# Red Key Mason SCA



## JayBeck (May 6, 2011)

I have a quart size machine made *Red Key Mason * which is usually a common jar but mine is a nice sun colored amethyst. I can't find a listing for this color in my Red Book however I did find the Atlas jar (common in clear & aqua) pictured below on Ebay which sold for $60. My jar is very close or the same in color as the Atlas jar.

 I'm taking my Red Key Mason jar to the Mansfield show this weekend and I am just wondering if $75 would be a fair price to put on my jar. Thanks for any input!


----------



## dygger60 (May 6, 2011)

I have never seen a sun colored RED KEY Mason.....picture by chance?  I see several listings for
 those jars in clear...I imagine a sun colored variation of that jar would attract attention from the right
 buyer......I think that would be a good price....


    Good luckllll

     David


----------



## JayBeck (May 6, 2011)

Thanks David! The jar is all packed up so I didnt get a chance for a picture.
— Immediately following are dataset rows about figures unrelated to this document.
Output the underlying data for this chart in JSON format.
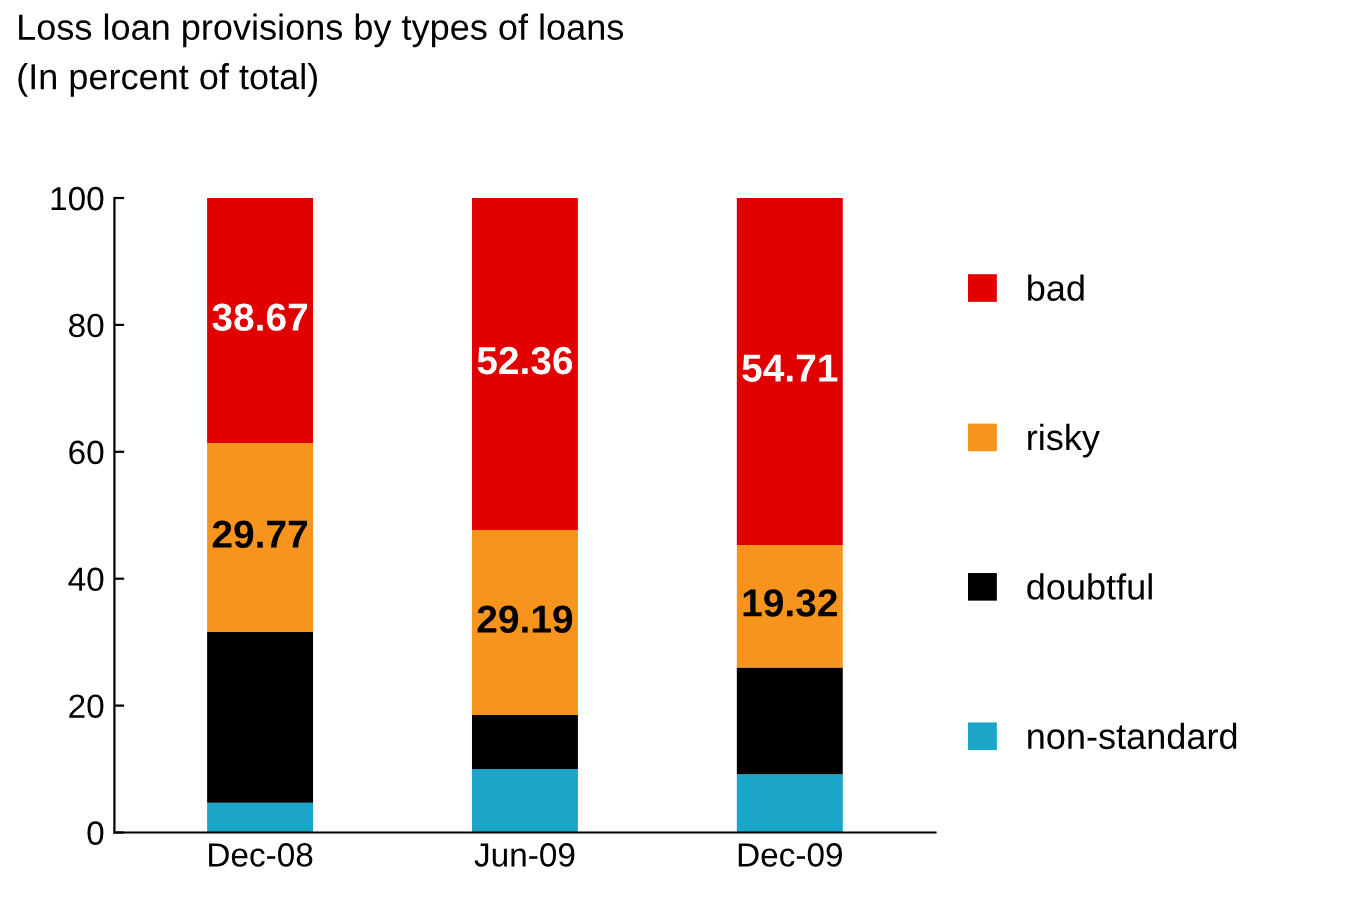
{
  "chart_data": {
    "type": "bar",
    "title": "Loss loan provisions by types of loans",
    "subtitle": "(In percent of total)",
    "categories": [
      "Dec-08",
      "Jun-09",
      "Dec-09"
    ],
    "stacked": true,
    "series": [
      {
        "name": "non-standard",
        "color": "#1ba5c8",
        "values": [
          4.7,
          10.0,
          9.2
        ]
      },
      {
        "name": "doubtful",
        "color": "#000000",
        "values": [
          26.9,
          8.5,
          16.8
        ]
      },
      {
        "name": "risky",
        "color": "#f7941d",
        "values": [
          29.77,
          29.19,
          19.32
        ],
        "value_labels": [
          "29.77",
          "29.19",
          "19.32"
        ]
      },
      {
        "name": "bad",
        "color": "#e00000",
        "values": [
          38.67,
          52.36,
          54.71
        ],
        "value_labels": [
          "38.67",
          "52.36",
          "54.71"
        ]
      }
    ],
    "ylim": [
      0,
      100
    ],
    "yticks": [
      0,
      20,
      40,
      60,
      80,
      100
    ],
    "grid": false,
    "legend": "right"
  }
}
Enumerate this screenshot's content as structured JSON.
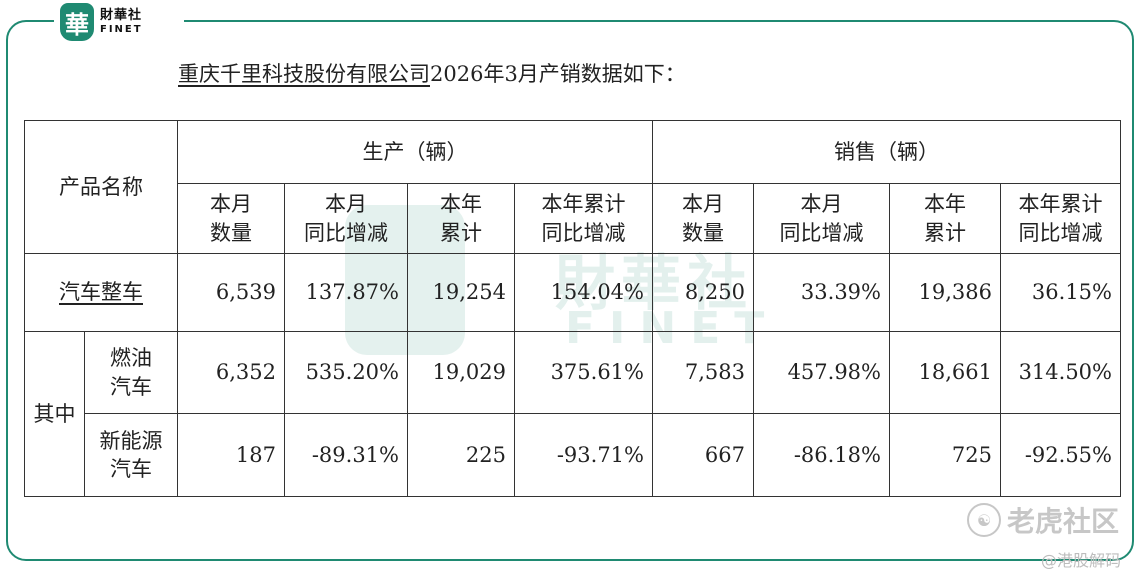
{
  "logo": {
    "seal": "華",
    "cn": "財華社",
    "en": "FINET"
  },
  "heading": {
    "company": "重庆千里科技股份有限公司",
    "rest": "2026年3月产销数据如下："
  },
  "table": {
    "product_header": "产品名称",
    "group_production": "生产（辆）",
    "group_sales": "销售（辆）",
    "sub_headers": [
      [
        "本月",
        "数量"
      ],
      [
        "本月",
        "同比增减"
      ],
      [
        "本年",
        "累计"
      ],
      [
        "本年累计",
        "同比增减"
      ],
      [
        "本月",
        "数量"
      ],
      [
        "本月",
        "同比增减"
      ],
      [
        "本年",
        "累计"
      ],
      [
        "本年累计",
        "同比增减"
      ]
    ],
    "of_which": "其中",
    "rows": [
      {
        "name": "汽车整车",
        "name_lines": [
          "汽车整车"
        ],
        "values": [
          "6,539",
          "137.87%",
          "19,254",
          "154.04%",
          "8,250",
          "33.39%",
          "19,386",
          "36.15%"
        ]
      },
      {
        "name": "燃油汽车",
        "name_lines": [
          "燃油",
          "汽车"
        ],
        "values": [
          "6,352",
          "535.20%",
          "19,029",
          "375.61%",
          "7,583",
          "457.98%",
          "18,661",
          "314.50%"
        ]
      },
      {
        "name": "新能源汽车",
        "name_lines": [
          "新能源",
          "汽车"
        ],
        "values": [
          "187",
          "-89.31%",
          "225",
          "-93.71%",
          "667",
          "-86.18%",
          "725",
          "-92.55%"
        ]
      }
    ]
  },
  "watermark": {
    "cn": "財華社",
    "en": "FINET"
  },
  "footer": {
    "brand": "老虎社区",
    "handle": "@港股解码"
  },
  "colors": {
    "accent": "#1f8a72"
  }
}
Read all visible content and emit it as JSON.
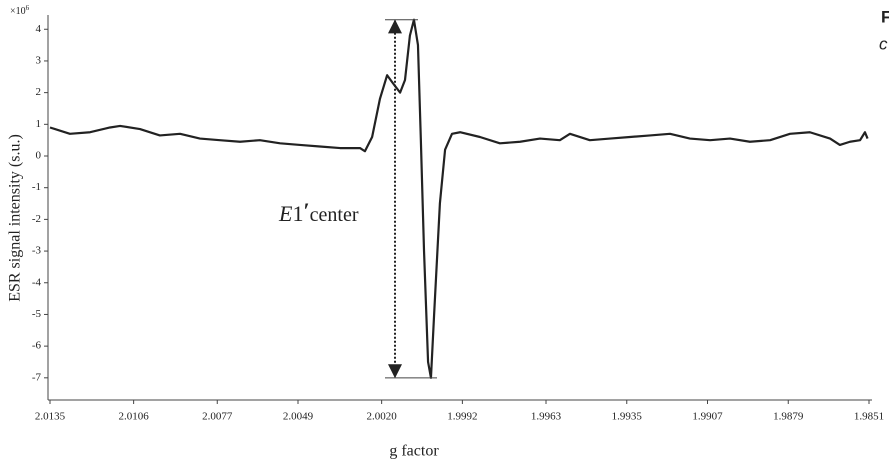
{
  "chart_data": {
    "type": "line",
    "x_label": "g factor",
    "y_label": "ESR signal intensity (s.u.)",
    "y_multiplier": "×10",
    "y_multiplier_exp": "6",
    "annotation": [
      "E",
      "1",
      "′",
      "center"
    ],
    "side_text": [
      "F",
      "c"
    ],
    "color": "#222222",
    "x": [
      2.0135,
      2.01281,
      2.01211,
      2.01142,
      2.01107,
      2.01038,
      2.00969,
      2.00899,
      2.0083,
      2.00761,
      2.00691,
      2.00622,
      2.00552,
      2.00483,
      2.00414,
      2.00344,
      2.00275,
      2.00258,
      2.00233,
      2.00206,
      2.00181,
      2.00161,
      2.00136,
      2.00119,
      2.00102,
      2.00088,
      2.00074,
      2.00064,
      2.00053,
      2.00039,
      2.00029,
      2.00018,
      1.99998,
      1.9998,
      1.99956,
      1.99928,
      1.99859,
      1.9979,
      1.9972,
      1.99651,
      1.99582,
      1.99547,
      1.99478,
      1.99408,
      1.99339,
      1.99269,
      1.992,
      1.99131,
      1.99061,
      1.98992,
      1.98923,
      1.98853,
      1.98784,
      1.98715,
      1.98645,
      1.98611,
      1.98576,
      1.98541,
      1.98524,
      1.98515
    ],
    "values": [
      0.9,
      0.7,
      0.75,
      0.9,
      0.95,
      0.85,
      0.65,
      0.7,
      0.55,
      0.5,
      0.45,
      0.5,
      0.4,
      0.35,
      0.3,
      0.25,
      0.25,
      0.15,
      0.6,
      1.8,
      2.55,
      2.3,
      2.0,
      2.4,
      3.8,
      4.3,
      3.5,
      0.5,
      -3,
      -6.5,
      -7.0,
      -5,
      -1.5,
      0.2,
      0.7,
      0.75,
      0.6,
      0.4,
      0.45,
      0.55,
      0.5,
      0.7,
      0.5,
      0.55,
      0.6,
      0.65,
      0.7,
      0.55,
      0.5,
      0.55,
      0.45,
      0.5,
      0.7,
      0.75,
      0.55,
      0.35,
      0.45,
      0.5,
      0.75,
      0.55
    ],
    "xlim": [
      2.0135,
      1.9851
    ],
    "ylim": [
      -7.7,
      4.45
    ],
    "xticks": [
      2.0135,
      2.0106,
      2.0077,
      2.0049,
      {
        "value": 2.002,
        "label": "2.0020"
      },
      1.9992,
      1.9963,
      1.9935,
      1.9907,
      1.9879,
      1.9851
    ],
    "yticks": [
      -7,
      -6,
      -5,
      -4,
      -3,
      -2,
      -1,
      0,
      1,
      2,
      3,
      4
    ]
  }
}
I saw in my Red Book 8 the clear jar seemed to be the hardest to find priced at $30. I've never seen a SCA one like mine so it must be even harder to find a clear one that must have been in the sun for many years to get such a nice SCA. Maybe I will price it at $100...


----------



## cowseatmaize (May 6, 2011)

> Maybe I will price it at $100...


RB 10 went up, $35-50. Great book but still a price guide. You might as well ask more and accept less.


----------



## JayBeck (May 6, 2011)

Thanks Eric! I need to invest in the new edition one of these days (probably by that time Red Book 11 will be  out) It does seem like the clear ones are pretty tough and I can't imagine mine being anything but more rare. I'll see what happens at $100 and if I bring it home I'll get a pic posted on here.


----------



## ajohn (May 7, 2011)

I'd pay 70


----------



## dygger60 (May 13, 2011)

Ok JayBeck.....how did things go at the Mansfield Show?   Did ya get what ya wanted (if ya dont mind me asking..) was really intrested in that jar....

    David


----------



## JayBeck (Jun 4, 2011)

I did not sell the Red Key jar at the Mansfield show and I finally got a chance to take some pictures. This is the best photo I could get but the jar actually looks a bit darker in color than the photo shows. I have a few more photos and it is for sale so if anyone is still interested get in touch with me soon because I will be listing some jars on Ebay in a couple weeks including this one if I still have it.

 On another note the show went really well overall. I even get a brand new signed copy of Red Book 10 from the author himself who traded it to me for one of my jars. Certainly one of the highlights for the show for me.


----------